Governador reitera apoio a arrozeiros em encontro com Lula
Presidente sugeriu que os arrozeiros fossem até Brasília na próxima semana, mas foi informado que os dirigentes chegaram ontem de Brasília e de mãos vazias. No final, ficou de consultar sua equipe sobre a inclusão do Sul na rolagem da dívida de custeio.
Governador reitera apoio a arrozeiros em encontro com Lula
O governador Germano Rigotto reafirmou ao presidente Luiz Inácio Lula da Silva, hoje (27), a necessidade de solução urgente para as dificuldades sofridas pelos produtores gaúchos de arroz. O assunto foi levantado durante o deslocamento do Aeroporto Salgado Filho, em Porto Alegre, onde Rigotto recebeu o presidente, até Bagé, onde Lula participou do ato de criação da Universidade Federal da Região dos Pampas.
Do presidente da Associação dos Arrozeiros, Valter Pötter, e de representantes da Farsul, do Sindicato Rural de Bagé e da Associação dos Arrozeiros do município, Lula recebeu um documento contendo as principais reivindicações da categoria. Foram entregues também ao presidente cartas de 30 prefeitos de municípios produtores, solicitando a intervenção do governo federal para solucionar os problemas enfrentados pelos arrozeiros.
Entre as reivindicações, estão a permanência da ampliação do número de leilões para venda do arroz e o fechamento das fronteiras onde não há balanças, para impedir a entrada indiscriminada de grãos de outros países do Mercosul. Rigotto reiterou também sua intenção de discutir com o presidente do Uruguai, Tabaré Vasquez, a possibilidade de aumento do percentual da tarifa externa comum (TEC) para o produto. “Estarei com o presidente uruguaio na próxima segunda-feira, quando terei oportunidade de tratar de todas essas questões”, disse o governador. Lula afirmou que conversará ainda hoje com os ministros da Agricultura, Roberto Rodrigues, e da Fazenda, Antonio Palocci, a respeito das solicitações apresentadas pelos agricultores gaúchos.
Reivindicações
Germano Rigotto vem apoiando sistematicamente os produtores de arroz do Rio Grande do Sul. Ao longo deste ano, esteve várias vezes em Brasília, em busca de definições para livrar os agricultores dos prejuízos causados pela defasagem do preço de produção em relação ao de comercialização e pela concorrência descontrolada de grãos de países vizinhos. No final de junho, participou da marcha dos agropecuaristas, na Capital Federal. Rigotto argumentou que o Rio Grande do Sul cultiva mais de 50% da produção orizícola do país e, portanto, precisa de um mínimo de proteção para mantê-la nos patamares atuais.

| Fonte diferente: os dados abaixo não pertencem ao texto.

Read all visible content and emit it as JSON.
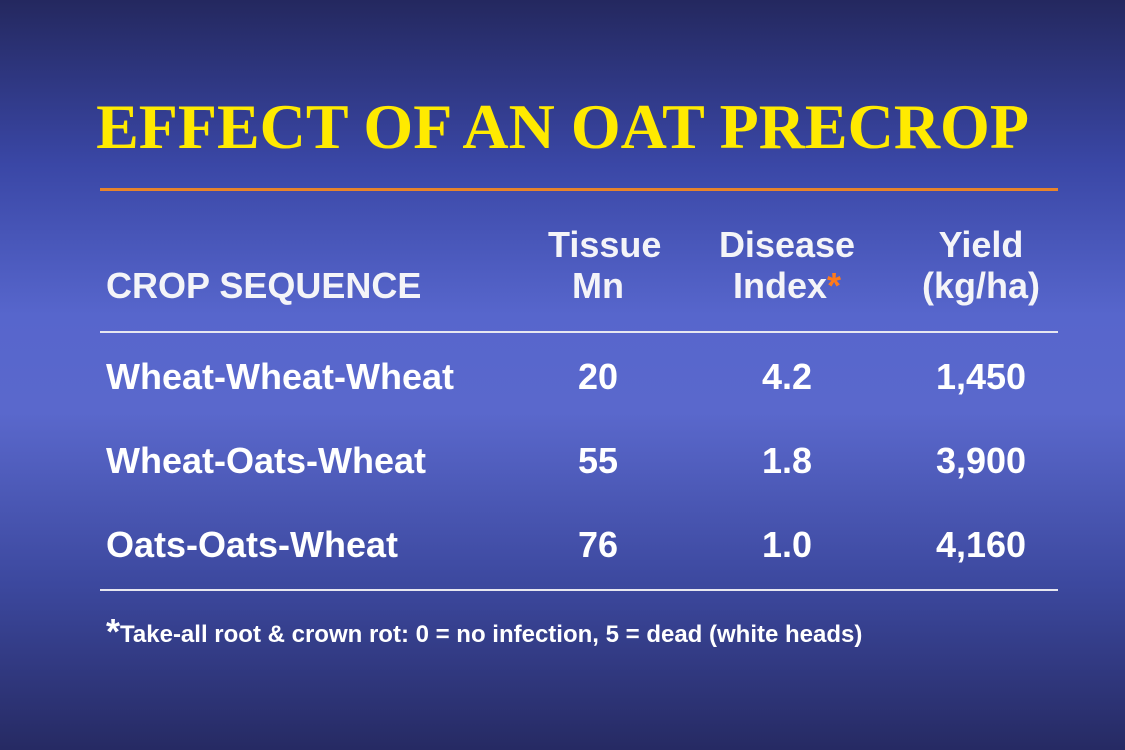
{
  "title": "EFFECT OF AN OAT PRECROP",
  "table": {
    "headers": {
      "crop_sequence": "CROP SEQUENCE",
      "tissue_mn_line1": "Tissue",
      "tissue_mn_line2": "Mn",
      "disease_index_line1": "Disease",
      "disease_index_line2": "Index",
      "disease_index_marker": "*",
      "yield_line1": "Yield",
      "yield_line2": "(kg/ha)"
    },
    "rows": [
      {
        "crop_sequence": "Wheat-Wheat-Wheat",
        "tissue_mn": "20",
        "disease_index": "4.2",
        "yield": "1,450"
      },
      {
        "crop_sequence": "Wheat-Oats-Wheat",
        "tissue_mn": "55",
        "disease_index": "1.8",
        "yield": "3,900"
      },
      {
        "crop_sequence": "Oats-Oats-Wheat",
        "tissue_mn": "76",
        "disease_index": "1.0",
        "yield": "4,160"
      }
    ]
  },
  "footnote": {
    "marker": "*",
    "text": "Take-all root & crown rot: 0 = no infection, 5 = dead (white heads)"
  },
  "colors": {
    "title": "#ffea00",
    "accent_rule": "#e8842a",
    "marker": "#ff7a1a",
    "text": "#ffffff",
    "background_center": "#5a68cc",
    "background_edge": "#24285f"
  }
}
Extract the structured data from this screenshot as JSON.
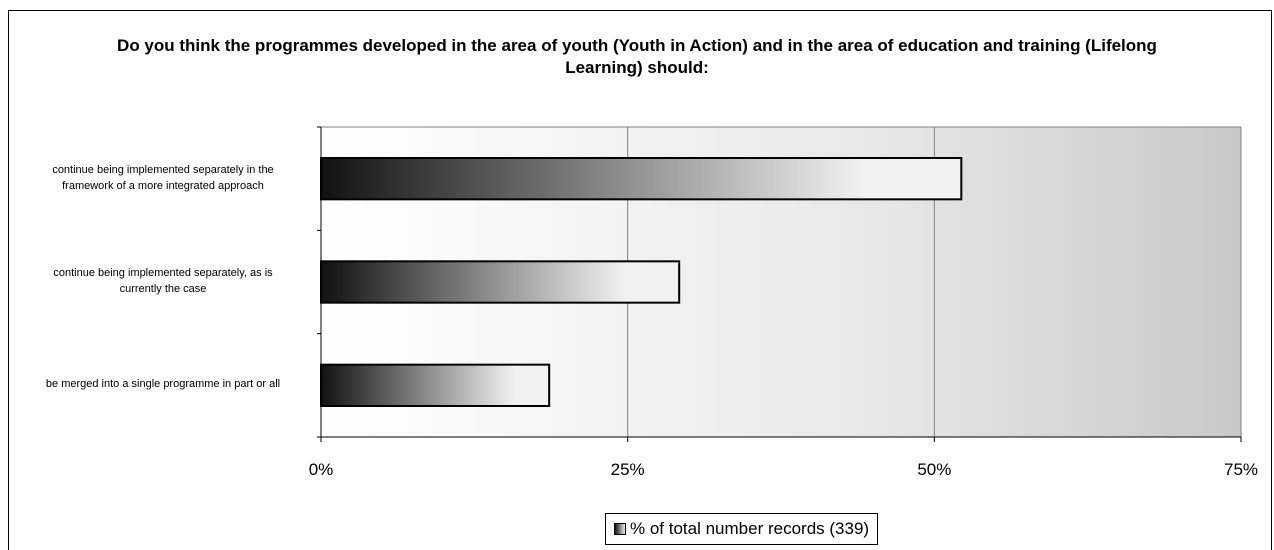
{
  "chart_data": {
    "type": "bar",
    "orientation": "horizontal",
    "title": "Do you think the programmes developed in the area of youth (Youth in Action) and in the area of education and training (Lifelong Learning) should:",
    "categories": [
      "continue being implemented separately in the framework of a more integrated approach",
      "continue being implemented separately, as is currently the case",
      "be merged into a single programme in part or all"
    ],
    "category_lines": [
      [
        "continue being implemented separately in the",
        "framework of a more integrated approach"
      ],
      [
        "continue being implemented separately, as is",
        "currently the case"
      ],
      [
        "be merged into a single programme in part or all"
      ]
    ],
    "series": [
      {
        "name": "% of total number records (339)",
        "values": [
          52.2,
          29.2,
          18.6
        ]
      }
    ],
    "xlim": [
      0,
      75
    ],
    "xticks": [
      0,
      25,
      50,
      75
    ],
    "xtick_labels": [
      "0%",
      "25%",
      "50%",
      "75%"
    ],
    "grid": true,
    "legend_position": "bottom",
    "colors": {
      "bar_dark": "#111111",
      "bar_light": "#f2f2f2",
      "plot_light": "#ffffff",
      "plot_dark": "#c8c8c8",
      "grid": "#808080"
    }
  }
}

O preço médio de comercialização da saca de 50 quilos de arroz irrigado está em torno de R$ 20,00, enquanto o custo de produção, de acordo com o Instituto Rio-Grandense do Arroz (Irga), é de aproximadamente R$ 30,00 por saca. Além do ajuste de preços, os produtores pedem a garantia de compra, pelo governo federal, de 1,5 milhão de toneladas excedentes de arroz, das quais 1 milhão de toneladas pertencem ao Rio Grande do Sul e 500 mil toneladas ao Mato Grosso do Sul.
O Ministério da Agricultura havia se comprometido a assegurar R$ 700 milhões para compra do excedente dos dois estados. Até agora, no entanto, foi confirmada a liberação de R$ 300 milhões. E mesmo assim, não foram utilizados ainda nem R$ 100 milhões em benefício do Rio Grande do Sul.
A Companhia Nacional de Abastecimento (Conab) realizou dois leilões para aquisição do produto, utilizando as modalidades de contrato de opção pública e de opção privada. No primeiro caso, o governo federal compra o arroz a R$ 24,00 por saca. No outro, os grãos são adquiridos por empresas privadas, com pagamento de prêmio de R$ 3,00 por saca pela União.